In the year 2000, when everything changed, I was twenty-two years old. My only desire, then, was to achieve this higher level of effort required, it seemed to me, to explain myself, to know myself, to have faith in my attempts, to live! I threw myself into this enterprise without any ulterior motives, obeying, for the first time since the emergence of my consciousness, more than fifteen years before, all the dispositions aroused in me by the unnatural dance of shame and pride.

My life had been dismal, and my goals had remained stubbornly unthinkable. The war was, after all, just another misfortune. However, during this time of turmoil, I understood something about the man I was going to become – this annoying double into whom, willy-nilly, I was going to have to transmigrate.

My parents’ attitude towards me, long unfathomable, now appeared to me clear as day. All too often, in my selfishness and bitterness, I had exhausted my mother, already quite humiliated by the torments of work and the surly ignorance of men.
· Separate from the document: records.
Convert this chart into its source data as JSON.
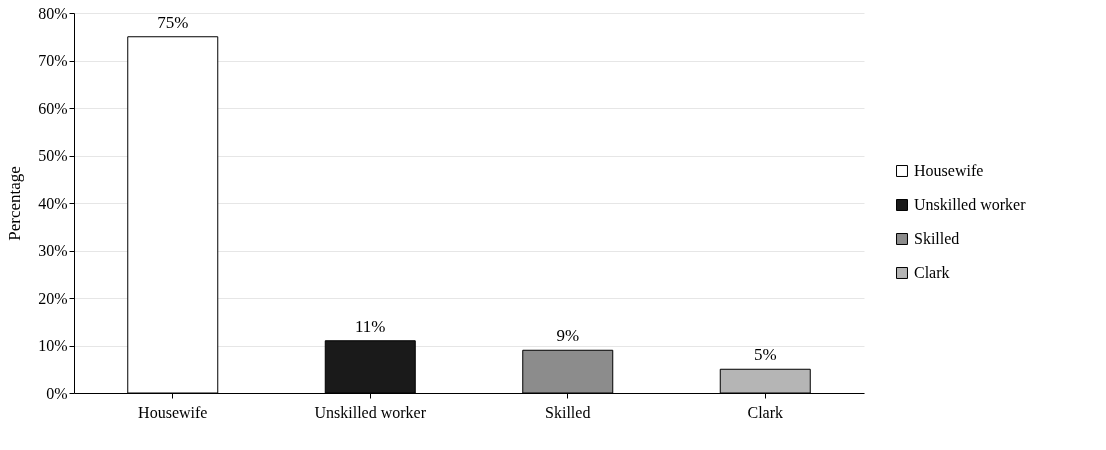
{
  "chart_data": {
    "type": "bar",
    "ylabel": "Percentage",
    "categories": [
      "Housewife",
      "Unskilled worker",
      "Skilled",
      "Clark"
    ],
    "series": [
      {
        "name": "Housewife",
        "color": "#ffffff",
        "values": [
          75,
          null,
          null,
          null
        ],
        "value_labels": [
          "75%",
          null,
          null,
          null
        ]
      },
      {
        "name": "Unskilled worker",
        "color": "#1a1a1a",
        "values": [
          null,
          11,
          null,
          null
        ],
        "value_labels": [
          null,
          "11%",
          null,
          null
        ]
      },
      {
        "name": "Skilled",
        "color": "#8c8c8c",
        "values": [
          null,
          null,
          9,
          null
        ],
        "value_labels": [
          null,
          null,
          "9%",
          null
        ]
      },
      {
        "name": "Clark",
        "color": "#b5b5b5",
        "values": [
          null,
          null,
          null,
          5
        ],
        "value_labels": [
          null,
          null,
          null,
          "5%"
        ]
      }
    ],
    "ylim": [
      0,
      80
    ],
    "yticks": [
      {
        "value": 0,
        "label": "0%"
      },
      {
        "value": 10,
        "label": "10%"
      },
      {
        "value": 20,
        "label": "20%"
      },
      {
        "value": 30,
        "label": "30%"
      },
      {
        "value": 40,
        "label": "40%"
      },
      {
        "value": 50,
        "label": "50%"
      },
      {
        "value": 60,
        "label": "60%"
      },
      {
        "value": 70,
        "label": "70%"
      },
      {
        "value": 80,
        "label": "80%"
      }
    ],
    "grid": "y",
    "legend": "right"
  }
}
Even the way I adored myself, then an insurmountable obstacle, seemed to have purged itself, and I noticed with astonishment, each time that I was in love with this or that woman, with whom I dreamt of satisfying this or that fantasy, the craze with which I welcomed the great influence she would have on my personal life. I had already thought about all this when leaving high school, wondering more and more what had prevented me from bonding with anyone, but that did not change anything. And suddenly everything became clear, as if these questions hadn’t even existed.

I felt something almost beyond happiness: it was joy, a violent joy, often uncontrollable. I was consumed by thirst at all times. The situation was serious. I was drinking milk every five hours, and couldn’t suppress cravings for instant Chinese soups. What was to be done? My decision was as sudden as it was irrevocable. I knew it was them, my chosen ancestors, always with me in thought, who gave me the necessary strength. I left Lausanne, never to return.